Kegiatan ini dikemas dalam bentuk Focus Group Discussion (FGD) yang digelar di Aula Dinas Pengendalian Penduduk dan Keluarga Berencana (DPPKB) Kabupaten Sukabumi, dan dibuka langsung oleh Kepala DPPKB, Uus Firdaus.
“Kegiatan ini diikuti oleh 20 peserta dari jajaran DPPKB, Penyuluh KB (PKB), Petugas Lapangan KB (PLKB), serta kader Institusi Masyarakat Pedesaan (IMP),” ujar Uus, Kamis (2/10).

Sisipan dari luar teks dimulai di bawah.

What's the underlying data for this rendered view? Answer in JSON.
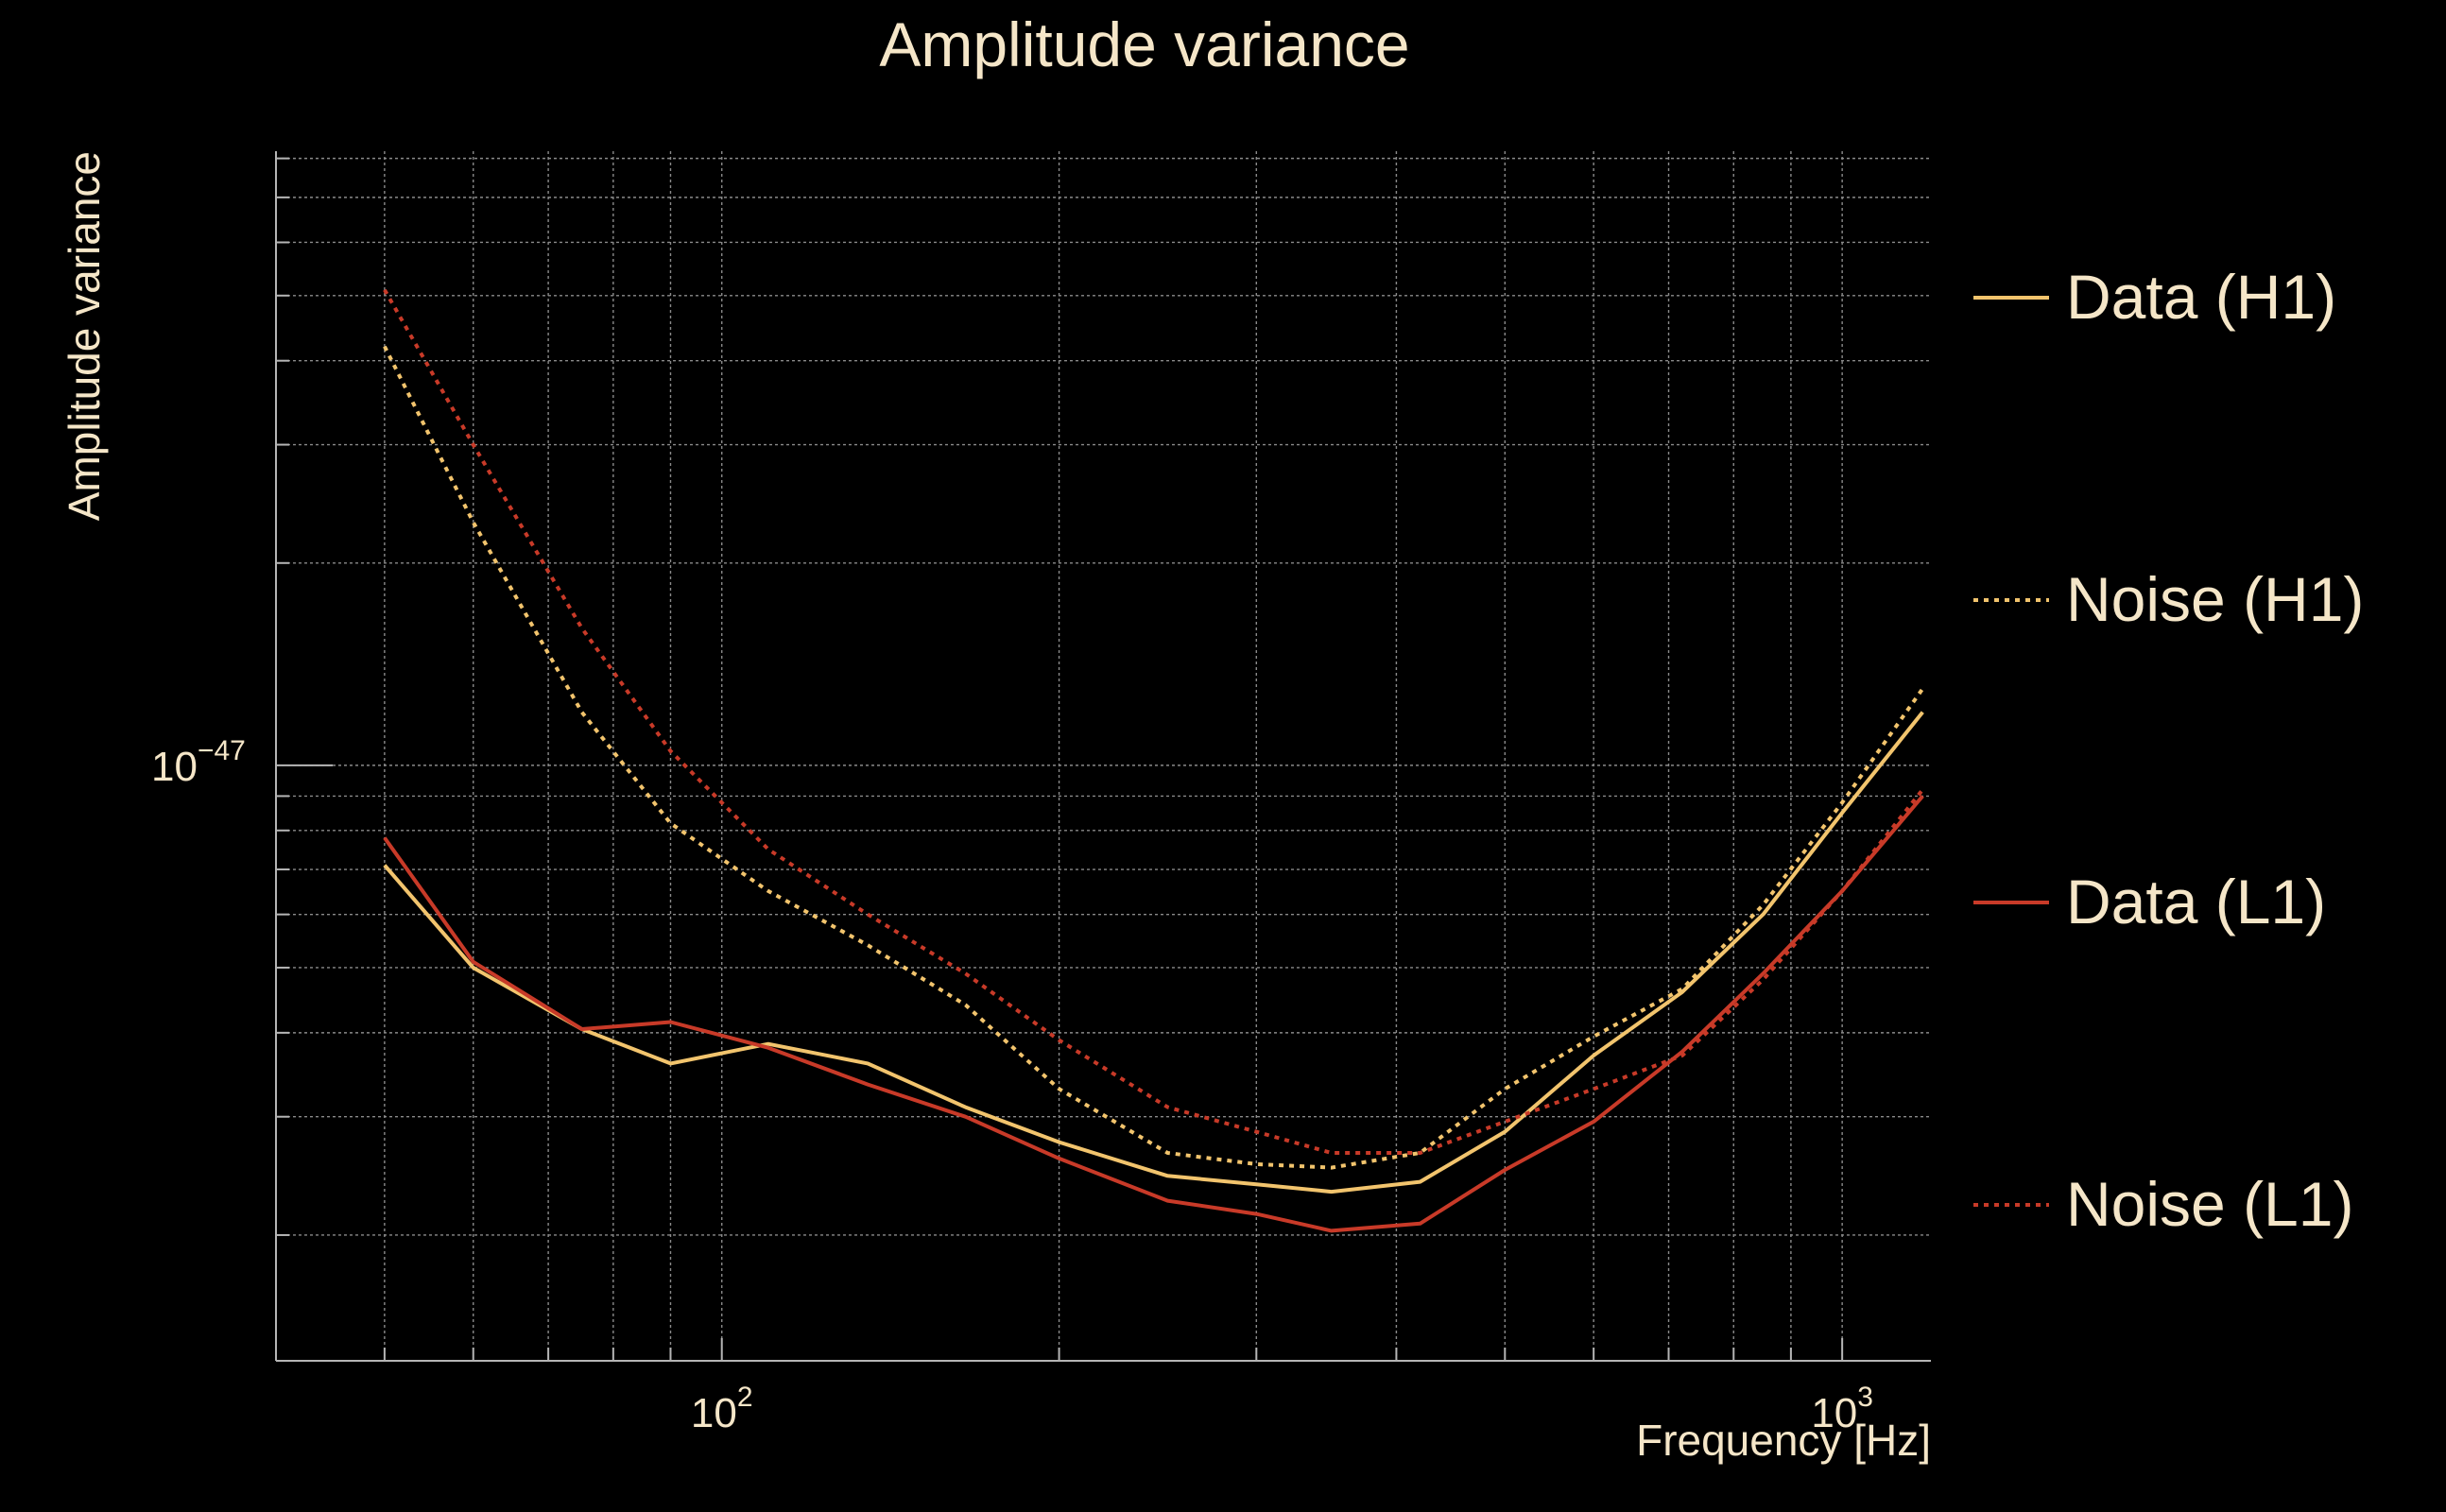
{
  "chart_data": {
    "type": "line",
    "title": "Amplitude variance",
    "xlabel": "Frequency [Hz]",
    "ylabel": "Amplitude variance",
    "x_scale": "log",
    "y_scale": "log",
    "xlim": [
      40,
      1200
    ],
    "ylim": [
      1.3e-48,
      8.2e-47
    ],
    "xticks": [
      {
        "value": 100,
        "base": "10",
        "exp": "2"
      },
      {
        "value": 1000,
        "base": "10",
        "exp": "3"
      }
    ],
    "yticks": [
      {
        "value": 1e-47,
        "base": "10",
        "exp": "−47"
      }
    ],
    "grid": true,
    "legend_position": "right",
    "series": [
      {
        "name": "Data (H1)",
        "color": "#f2c46d",
        "style": "solid",
        "x": [
          50,
          60,
          75,
          90,
          110,
          135,
          165,
          200,
          250,
          300,
          350,
          420,
          500,
          600,
          720,
          850,
          1000,
          1180
        ],
        "y": [
          7.1e-48,
          5e-48,
          4.05e-48,
          3.6e-48,
          3.85e-48,
          3.6e-48,
          3.1e-48,
          2.75e-48,
          2.45e-48,
          2.38e-48,
          2.32e-48,
          2.4e-48,
          2.85e-48,
          3.7e-48,
          4.6e-48,
          6e-48,
          8.5e-48,
          1.2e-47
        ]
      },
      {
        "name": "Noise (H1)",
        "color": "#f2c46d",
        "style": "dotted",
        "x": [
          50,
          60,
          75,
          90,
          110,
          135,
          165,
          200,
          250,
          300,
          350,
          420,
          500,
          600,
          720,
          850,
          1000,
          1180
        ],
        "y": [
          4.2e-47,
          2.3e-47,
          1.2e-47,
          8.2e-48,
          6.5e-48,
          5.4e-48,
          4.4e-48,
          3.3e-48,
          2.65e-48,
          2.55e-48,
          2.52e-48,
          2.65e-48,
          3.3e-48,
          3.95e-48,
          4.65e-48,
          6.2e-48,
          8.8e-48,
          1.3e-47
        ]
      },
      {
        "name": "Data (L1)",
        "color": "#c83a28",
        "style": "solid",
        "x": [
          50,
          60,
          75,
          90,
          110,
          135,
          165,
          200,
          250,
          300,
          350,
          420,
          500,
          600,
          720,
          850,
          1000,
          1180
        ],
        "y": [
          7.8e-48,
          5.1e-48,
          4.05e-48,
          4.15e-48,
          3.8e-48,
          3.35e-48,
          3e-48,
          2.6e-48,
          2.25e-48,
          2.15e-48,
          2.03e-48,
          2.08e-48,
          2.5e-48,
          2.95e-48,
          3.75e-48,
          4.9e-48,
          6.5e-48,
          9e-48
        ]
      },
      {
        "name": "Noise (L1)",
        "color": "#c83a28",
        "style": "dotted",
        "x": [
          50,
          60,
          75,
          90,
          110,
          135,
          165,
          200,
          250,
          300,
          350,
          420,
          500,
          600,
          720,
          850,
          1000,
          1180
        ],
        "y": [
          5.1e-47,
          3e-47,
          1.6e-47,
          1.05e-47,
          7.5e-48,
          6e-48,
          4.9e-48,
          3.9e-48,
          3.1e-48,
          2.85e-48,
          2.65e-48,
          2.65e-48,
          2.95e-48,
          3.3e-48,
          3.7e-48,
          4.8e-48,
          6.5e-48,
          9.2e-48
        ]
      }
    ]
  }
}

Uus menekankan pentingnya memperkuat peran penyuluh dan kader IMP sebagai garda terdepan dalam menyampaikan program Bangga Kencana dan pencegahan stunting di masyarakat. “Harapannya, sinergi antara pusat, daerah, dan lini lapangan bisa mempercepat penurunan angka stunting, khususnya di desa-desa,” jelasnya.
Dalam arahannya, Lisna Prihantini menyampaikan bahwa mendengarkan langsung aspirasi dan tantangan dari petugas lapangan adalah kunci agar strategi pencegahan stunting lebih tepat sasaran. “Kami ingin strategi ini benar-benar efektif, sesuai dengan kebutuhan nyata di lapangan,” tegasnya.